Soleno slims down
The group’s diazoxide choline becomes the latest biotech project to fail in Prader-Willi syndrome.
Soleno’s diazoxide choline was to have been a breakthrough in the uncontrolled eating disorder Prader-Willi. However, after the failure of its phase III Destiny PWS study yesterday it is Soleno that slimmed down, losing half its market cap this morning.
The group now argues that Destiny PWS might have included subjects who did not have “true” hyperphagia – the abnormal desire for food that was an inclusion criterion; if only those with severe hyperphagia are considered diazoxide has an effect, it says. Clearly the market does not buy this or other post-hoc claims, some of which are based on cherrypicked patients.
This is a disappointing state of play for a disease that has already witnessed the spectacular blow-up of Zafgen, and the failure of Millendo’s livoletide, the only other pipeline asset with meaningful sellside numbers, in phase II in April.

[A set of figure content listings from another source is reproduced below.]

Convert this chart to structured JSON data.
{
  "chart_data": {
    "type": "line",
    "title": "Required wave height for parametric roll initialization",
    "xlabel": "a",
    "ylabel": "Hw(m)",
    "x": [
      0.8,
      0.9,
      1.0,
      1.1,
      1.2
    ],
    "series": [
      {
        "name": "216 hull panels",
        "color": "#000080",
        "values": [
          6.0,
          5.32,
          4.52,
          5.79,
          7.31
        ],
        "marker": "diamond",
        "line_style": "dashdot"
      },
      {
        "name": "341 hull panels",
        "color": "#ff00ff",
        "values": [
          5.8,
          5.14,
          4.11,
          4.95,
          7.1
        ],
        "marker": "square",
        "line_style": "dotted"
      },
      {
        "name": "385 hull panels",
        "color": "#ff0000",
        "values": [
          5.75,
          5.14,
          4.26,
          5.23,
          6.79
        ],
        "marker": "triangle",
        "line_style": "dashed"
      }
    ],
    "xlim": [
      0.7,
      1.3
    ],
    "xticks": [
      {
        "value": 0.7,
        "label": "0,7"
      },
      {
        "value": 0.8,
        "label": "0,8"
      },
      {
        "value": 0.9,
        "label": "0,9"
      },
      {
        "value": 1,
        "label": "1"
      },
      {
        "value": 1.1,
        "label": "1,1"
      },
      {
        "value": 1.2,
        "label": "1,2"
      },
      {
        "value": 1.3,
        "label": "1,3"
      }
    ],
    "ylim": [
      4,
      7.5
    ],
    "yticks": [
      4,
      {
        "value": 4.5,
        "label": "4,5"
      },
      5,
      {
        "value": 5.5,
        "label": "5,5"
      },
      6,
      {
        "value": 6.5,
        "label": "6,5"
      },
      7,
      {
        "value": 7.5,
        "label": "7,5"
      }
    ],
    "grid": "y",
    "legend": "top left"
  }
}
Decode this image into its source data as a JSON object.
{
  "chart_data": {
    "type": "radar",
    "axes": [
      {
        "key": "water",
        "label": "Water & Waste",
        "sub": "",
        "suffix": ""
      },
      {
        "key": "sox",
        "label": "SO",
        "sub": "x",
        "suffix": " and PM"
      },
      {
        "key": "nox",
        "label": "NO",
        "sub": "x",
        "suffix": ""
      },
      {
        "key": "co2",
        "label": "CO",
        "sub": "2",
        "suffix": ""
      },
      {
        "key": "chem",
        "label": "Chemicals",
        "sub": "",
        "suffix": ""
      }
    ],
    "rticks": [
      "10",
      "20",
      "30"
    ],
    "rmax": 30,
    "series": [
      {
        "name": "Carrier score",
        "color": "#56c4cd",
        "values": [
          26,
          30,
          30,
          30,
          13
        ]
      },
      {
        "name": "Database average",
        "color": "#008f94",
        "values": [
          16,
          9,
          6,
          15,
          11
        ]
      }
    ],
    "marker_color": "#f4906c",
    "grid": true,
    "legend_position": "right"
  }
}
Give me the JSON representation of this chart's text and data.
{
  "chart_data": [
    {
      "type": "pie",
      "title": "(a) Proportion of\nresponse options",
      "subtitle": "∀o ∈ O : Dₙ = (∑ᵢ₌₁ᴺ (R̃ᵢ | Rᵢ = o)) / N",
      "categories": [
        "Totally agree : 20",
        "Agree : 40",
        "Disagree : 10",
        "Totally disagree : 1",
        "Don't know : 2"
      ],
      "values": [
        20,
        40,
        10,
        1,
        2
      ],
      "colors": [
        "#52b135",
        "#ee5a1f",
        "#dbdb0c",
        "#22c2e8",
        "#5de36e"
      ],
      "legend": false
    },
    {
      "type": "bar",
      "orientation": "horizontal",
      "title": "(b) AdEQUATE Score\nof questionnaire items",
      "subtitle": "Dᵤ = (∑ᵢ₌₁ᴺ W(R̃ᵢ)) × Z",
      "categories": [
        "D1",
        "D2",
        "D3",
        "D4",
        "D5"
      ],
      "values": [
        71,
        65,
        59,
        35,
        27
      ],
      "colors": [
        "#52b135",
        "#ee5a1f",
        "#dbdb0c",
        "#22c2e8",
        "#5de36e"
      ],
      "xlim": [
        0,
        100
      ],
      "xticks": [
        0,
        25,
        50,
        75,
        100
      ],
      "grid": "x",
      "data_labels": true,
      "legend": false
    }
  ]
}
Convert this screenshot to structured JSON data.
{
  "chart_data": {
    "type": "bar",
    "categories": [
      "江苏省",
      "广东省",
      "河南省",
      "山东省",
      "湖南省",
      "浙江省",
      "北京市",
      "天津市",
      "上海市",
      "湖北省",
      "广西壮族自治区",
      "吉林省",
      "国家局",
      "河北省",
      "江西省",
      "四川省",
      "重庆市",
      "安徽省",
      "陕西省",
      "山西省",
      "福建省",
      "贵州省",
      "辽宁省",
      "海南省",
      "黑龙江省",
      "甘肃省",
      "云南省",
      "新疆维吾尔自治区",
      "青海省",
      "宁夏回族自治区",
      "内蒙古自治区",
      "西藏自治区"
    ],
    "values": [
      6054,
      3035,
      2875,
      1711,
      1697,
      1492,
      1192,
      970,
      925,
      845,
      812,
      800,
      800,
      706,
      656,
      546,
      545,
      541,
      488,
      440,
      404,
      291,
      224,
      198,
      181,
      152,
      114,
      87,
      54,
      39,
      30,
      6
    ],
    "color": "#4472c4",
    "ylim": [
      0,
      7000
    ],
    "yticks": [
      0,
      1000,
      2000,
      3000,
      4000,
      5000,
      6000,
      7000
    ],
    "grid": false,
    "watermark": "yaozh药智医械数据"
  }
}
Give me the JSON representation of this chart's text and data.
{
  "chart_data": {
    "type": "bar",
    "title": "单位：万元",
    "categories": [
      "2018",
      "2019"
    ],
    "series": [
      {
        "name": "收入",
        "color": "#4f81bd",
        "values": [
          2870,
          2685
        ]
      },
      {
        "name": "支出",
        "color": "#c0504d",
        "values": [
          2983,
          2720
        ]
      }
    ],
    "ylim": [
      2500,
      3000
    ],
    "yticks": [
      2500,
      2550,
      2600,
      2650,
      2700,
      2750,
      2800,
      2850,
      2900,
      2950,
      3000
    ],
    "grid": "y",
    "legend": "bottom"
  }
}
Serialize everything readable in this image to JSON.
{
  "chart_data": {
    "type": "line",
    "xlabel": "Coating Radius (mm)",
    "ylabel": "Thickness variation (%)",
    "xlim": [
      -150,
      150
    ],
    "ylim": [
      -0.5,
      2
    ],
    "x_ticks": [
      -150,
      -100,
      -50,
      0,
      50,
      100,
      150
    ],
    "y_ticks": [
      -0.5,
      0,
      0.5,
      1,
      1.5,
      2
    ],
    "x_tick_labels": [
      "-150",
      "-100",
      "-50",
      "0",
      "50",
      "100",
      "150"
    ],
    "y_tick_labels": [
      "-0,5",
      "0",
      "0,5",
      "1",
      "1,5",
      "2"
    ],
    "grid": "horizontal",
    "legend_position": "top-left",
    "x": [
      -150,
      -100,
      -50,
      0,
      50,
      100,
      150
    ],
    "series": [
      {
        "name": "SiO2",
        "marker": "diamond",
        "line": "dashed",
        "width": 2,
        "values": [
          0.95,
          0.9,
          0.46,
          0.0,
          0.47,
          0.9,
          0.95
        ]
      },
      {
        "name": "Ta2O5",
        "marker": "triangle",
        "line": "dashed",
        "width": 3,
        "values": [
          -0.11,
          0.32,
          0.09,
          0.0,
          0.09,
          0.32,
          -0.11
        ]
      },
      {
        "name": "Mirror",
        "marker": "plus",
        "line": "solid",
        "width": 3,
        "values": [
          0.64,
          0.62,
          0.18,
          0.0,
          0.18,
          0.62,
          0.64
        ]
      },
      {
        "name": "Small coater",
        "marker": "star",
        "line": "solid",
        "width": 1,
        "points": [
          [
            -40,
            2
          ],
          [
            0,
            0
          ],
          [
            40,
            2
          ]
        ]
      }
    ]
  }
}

Destiny PWS had enrolled 124 subjects into its blinded, placebo-controlled phase, and sought to show superiority for diazoxide on the basis of a hyperphagia score after 13 weeks. Subjects on diazoxide improved, by 5.94 points, but unfortunately those on placebo did too, by 4.27 points, and the difference was nowhere near statistical significance.
On an analyst call Dr Jennifer Miller, a Prader-Willi expert, bemoaned the fact that caregivers and parents were by now “totally familiar” with the questionnaire on whose basis subjects had been enrolled into Destiny PWS. Many knew how their child needed to score to qualify, resulting in some being enrolled despite not actually being in hyperphagia, she suggested.
To correct for this Soleno picked out 61 subjects who had a baseline score of over 22, and on this basis said diazoxide showed an effect versus placebo that resulted in a nominal p value of 0.0124. It said such an analysis had been prespecified, but of course the p value is not statistically significant.
Neither were the p values used to back up “significant” effects on two of three secondary endpoints: p=0.029 for investigator-assessed improvement, and p=0.025 for body fat reduction by DXA scan. The not especially convincing nominal p values for these measures were further called into doubt by the perverse failure to show any benefit on another secondary, caregiver-assessed improvement.
Soleno also argued that there was a significant reduction in trunk fat mass favouring diazoxide, but did not explain why this measure was backed by only a 96-patient subset of the Destiny PWS trial. On the plus side diazoxide’s side-effect profile looked good, which should be expected for a drug that has been on the market since 1973, for hypoglycaemia caused by overproduction of insulin.
If Soleno’s arguments seem flimsy, you can hardly blame the group for trying. Diazoxide is its only pipeline asset, and its future will be uncertain if it cannot raise more money on the back of it: Soleno ended March with $15m in the bank, which based on its first-quarter burn rate is enough to last only to the end of the year.
Realistically, however, diazoxide, its rationale in Prader-Willi – that its action on potassium channels can interrupt synthesis of an appetite-stimulating neuropeptide – and its 2026 sellside consensus of $593m, according to EvaluatePharma, all look dead in the water.